Within a few years Greg’s work called him to another town. They moved several times after that and we rarely saw each other again. Then, a few weeks ago, I got a call from Ginger telling me that after living with prostate cancer for 17 years, Greg had died and she was returning to Florida to visit family and old friends for some love therapy. We picked a day to meet and I looked forward to her visit.

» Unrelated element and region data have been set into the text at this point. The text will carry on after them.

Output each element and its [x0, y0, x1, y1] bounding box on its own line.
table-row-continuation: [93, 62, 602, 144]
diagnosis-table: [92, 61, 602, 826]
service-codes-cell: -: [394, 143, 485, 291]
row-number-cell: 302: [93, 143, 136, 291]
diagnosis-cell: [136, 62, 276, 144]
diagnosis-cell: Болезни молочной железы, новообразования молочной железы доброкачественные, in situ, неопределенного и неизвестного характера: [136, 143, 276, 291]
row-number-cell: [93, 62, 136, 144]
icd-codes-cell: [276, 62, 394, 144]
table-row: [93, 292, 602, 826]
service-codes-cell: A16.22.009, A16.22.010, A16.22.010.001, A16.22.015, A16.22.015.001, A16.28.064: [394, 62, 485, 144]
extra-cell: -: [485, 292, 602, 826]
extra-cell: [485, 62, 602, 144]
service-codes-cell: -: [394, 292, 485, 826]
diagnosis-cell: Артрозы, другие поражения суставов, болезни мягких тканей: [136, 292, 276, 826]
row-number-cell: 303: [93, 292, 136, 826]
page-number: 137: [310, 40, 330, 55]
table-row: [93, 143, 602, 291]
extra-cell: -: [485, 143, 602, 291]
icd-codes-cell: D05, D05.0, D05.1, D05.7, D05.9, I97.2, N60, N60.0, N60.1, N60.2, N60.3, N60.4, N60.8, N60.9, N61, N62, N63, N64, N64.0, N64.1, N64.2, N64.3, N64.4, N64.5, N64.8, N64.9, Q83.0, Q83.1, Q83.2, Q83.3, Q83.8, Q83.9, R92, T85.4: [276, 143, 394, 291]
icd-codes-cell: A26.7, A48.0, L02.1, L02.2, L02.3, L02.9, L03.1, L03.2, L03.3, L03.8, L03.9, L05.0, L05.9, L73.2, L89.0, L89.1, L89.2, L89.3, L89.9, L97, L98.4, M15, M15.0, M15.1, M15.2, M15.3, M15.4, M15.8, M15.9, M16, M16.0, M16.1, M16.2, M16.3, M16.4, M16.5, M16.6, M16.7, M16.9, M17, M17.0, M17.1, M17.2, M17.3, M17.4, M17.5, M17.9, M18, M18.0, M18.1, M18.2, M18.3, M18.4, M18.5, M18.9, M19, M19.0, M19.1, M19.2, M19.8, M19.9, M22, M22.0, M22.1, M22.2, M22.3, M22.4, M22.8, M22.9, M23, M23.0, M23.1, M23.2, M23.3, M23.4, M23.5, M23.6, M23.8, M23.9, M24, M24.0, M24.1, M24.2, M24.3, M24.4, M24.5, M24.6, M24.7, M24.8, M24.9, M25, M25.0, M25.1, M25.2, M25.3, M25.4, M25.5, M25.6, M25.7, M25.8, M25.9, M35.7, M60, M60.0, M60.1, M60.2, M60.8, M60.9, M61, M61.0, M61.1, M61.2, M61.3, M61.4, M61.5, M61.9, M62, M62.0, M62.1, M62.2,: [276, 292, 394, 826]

But our paths have deviated radically over the years and I wasn’t sure what to expect. I live in a big city; she lives in a remote rural area. I’ve traveled extensively, she has stayed close to home. I entered the germ-free tower of academia; her work as a nurse and caregiver required regular physical intimacy in the trenches. What concerned me most was that she had grown increasingly conservative in her political and religious views whereas I had become what I feared she would see as a flaming liberal religious heretic!! (She watches Fox Network and I watch CNN!) Would we feel comfortable together? Could we be honest about our differing views? Would she still like me, or would the polarization so rampant in today’s America infect us with its toxic distrust and animosity?

I needn’t have worried. Our time together was Real time. Soul time. A time for Love. We talked about Greg. We talked about our kids and grandkids and wished we could see each others’ families. We laughed about the fact that she loves Sarah Palin and is aghast that I voted for Obama. We laughed at my incredulity that she doesn’t believe in evolution. Then my daughter-in-law stopped by to borrow some life jackets, so Ginger got to meet her and my grandsons. A while later my daughter called to say she was coming by with her girls to drop off some things she’d borrowed from us. Ginger and I marveled at these amazing synchronicities. It never happens that both of my girls and their children come by unexpectedly on the same day, and yet that day they did. Later, we met my husband at our grandsons’ Little League game and after 35 years Ginger was reintroduced to the coach, my son, her godson.

Like I said, the one thing Ginger and I always had in common was our spiritual  thirst, a thirst for Love. And we’ve never stopped trying to quench it. Over time, drinking in love washes away all the dross—all the words, ideals, prejudices, and wounds—and leaves only the pure essence of soul wherein the river of  love that underlies everything comes to dwell.  It’s no coincidence Ginger received exactly what she needed that day.  The river called Love knows its own.